Cisco Systems on Wednesday shipped a high priority fix for its Cisco Unified Communications Manager software, formerly known as CallManager.
Cisco gave the flaw, which allows remote code executions, a CVSS Base Score of 10, the highest rating available.
According to Cisco's advisory, CallManager has a heap overflow vulnerability "in the Certificate Trust List (CTL) Provider service that could allow a remote, unauthenticated user to cause a denial of service (DoS) condition or execute arbitrary code.
The vulnerability (CVE-2008-0027) affects the following products:
- Cisco Unified CallManager 4.0
- Cisco Unified CallManager 4.1 Versions prior to 4.1(3)SR5c
- Cisco Unified Communications Manager 4.2 Versions prior to 4.2(3)SR3
- Cisco Unified Communications Manager 4.3 Versions prior to 4.3(1)SR1
Here are the technical details of how the vulnerability works:
Cisco Unified Communications Manager (CUCM) is the call processing component of the Cisco IP telephony solution that extends enterprise telephony features and functions to packet telephony network devices, such as IP phones, media processing devices, voice-over-IP (VoIP) gateways, and multimedia applications.

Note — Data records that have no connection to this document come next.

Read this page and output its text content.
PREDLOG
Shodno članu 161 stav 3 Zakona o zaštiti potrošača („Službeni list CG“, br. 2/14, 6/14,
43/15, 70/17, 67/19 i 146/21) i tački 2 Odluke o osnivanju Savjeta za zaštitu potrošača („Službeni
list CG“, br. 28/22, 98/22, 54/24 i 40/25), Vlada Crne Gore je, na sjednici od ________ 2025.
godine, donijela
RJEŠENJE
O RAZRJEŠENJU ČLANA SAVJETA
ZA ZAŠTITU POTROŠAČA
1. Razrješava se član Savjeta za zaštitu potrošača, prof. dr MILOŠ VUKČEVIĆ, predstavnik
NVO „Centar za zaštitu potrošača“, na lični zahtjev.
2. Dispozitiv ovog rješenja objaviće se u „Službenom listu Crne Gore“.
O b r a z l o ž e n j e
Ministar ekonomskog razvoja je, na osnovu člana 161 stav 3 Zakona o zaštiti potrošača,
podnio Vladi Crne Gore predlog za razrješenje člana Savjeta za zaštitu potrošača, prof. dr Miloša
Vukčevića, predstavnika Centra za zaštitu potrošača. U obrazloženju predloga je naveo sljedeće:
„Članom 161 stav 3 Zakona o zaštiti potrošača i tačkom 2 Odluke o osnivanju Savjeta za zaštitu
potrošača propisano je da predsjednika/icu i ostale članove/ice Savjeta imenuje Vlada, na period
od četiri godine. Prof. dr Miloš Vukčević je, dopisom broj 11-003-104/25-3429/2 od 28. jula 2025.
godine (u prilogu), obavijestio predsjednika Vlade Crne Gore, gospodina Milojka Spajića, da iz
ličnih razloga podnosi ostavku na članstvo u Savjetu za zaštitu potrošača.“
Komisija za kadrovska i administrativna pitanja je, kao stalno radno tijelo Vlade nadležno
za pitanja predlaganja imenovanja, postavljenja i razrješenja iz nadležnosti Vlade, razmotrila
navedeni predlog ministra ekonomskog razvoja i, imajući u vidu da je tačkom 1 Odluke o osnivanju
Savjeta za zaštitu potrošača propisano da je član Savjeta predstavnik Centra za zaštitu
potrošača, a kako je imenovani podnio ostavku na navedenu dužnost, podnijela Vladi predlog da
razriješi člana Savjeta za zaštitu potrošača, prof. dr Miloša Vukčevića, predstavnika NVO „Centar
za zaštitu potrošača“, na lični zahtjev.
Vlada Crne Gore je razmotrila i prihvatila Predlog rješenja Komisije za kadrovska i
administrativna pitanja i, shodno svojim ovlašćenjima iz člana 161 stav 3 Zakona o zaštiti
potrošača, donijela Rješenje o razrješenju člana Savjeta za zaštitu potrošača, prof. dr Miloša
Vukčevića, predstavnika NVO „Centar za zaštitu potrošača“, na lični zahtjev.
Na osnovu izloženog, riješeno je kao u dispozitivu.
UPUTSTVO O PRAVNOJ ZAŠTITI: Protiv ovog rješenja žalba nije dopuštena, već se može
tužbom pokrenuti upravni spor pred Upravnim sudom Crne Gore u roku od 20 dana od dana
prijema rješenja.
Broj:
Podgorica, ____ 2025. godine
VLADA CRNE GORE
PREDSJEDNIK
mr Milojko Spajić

When a CUCM server is deployed in secure mode, a Certificate Trust List (CTL) is used by Cisco Unified IP Phone devices to verify the identity of CUCM servers. The CTL contains public keys and other information to allow the Cisco IP Phone devices to establish a trusted relationship with a CUCM server. The CTL is provisioned using the CTL Provider service on a CUCM server and with the CTL Provider client on an administrator workstation. The CTL Provider service needs to be enabled during the initial configuration of a CUCM server/cluster or when changes are required to the CTL. Please consult the Workarounds section of this advisory for information on how to determine if the CTL Provider service is enabled on a CUCM server.
The CTL Provider service of the CUCM contains a heap overflow vulnerability that could allow a remote, unauthenticated user to cause a DoS condition or execute arbitrary code. The CTL Provider service listens on TCP port 2444 by default, but the port can be modified by the user. This issue is documented in Cisco Bug ID CSCsj22605.
Cisco, which includes a more detailed workaround in its advisory, credits TippingPoint for finding the vulnerability, which thus far hasn't been exploited. TippingPoint noted that authentication isn't required to exploit the flaw.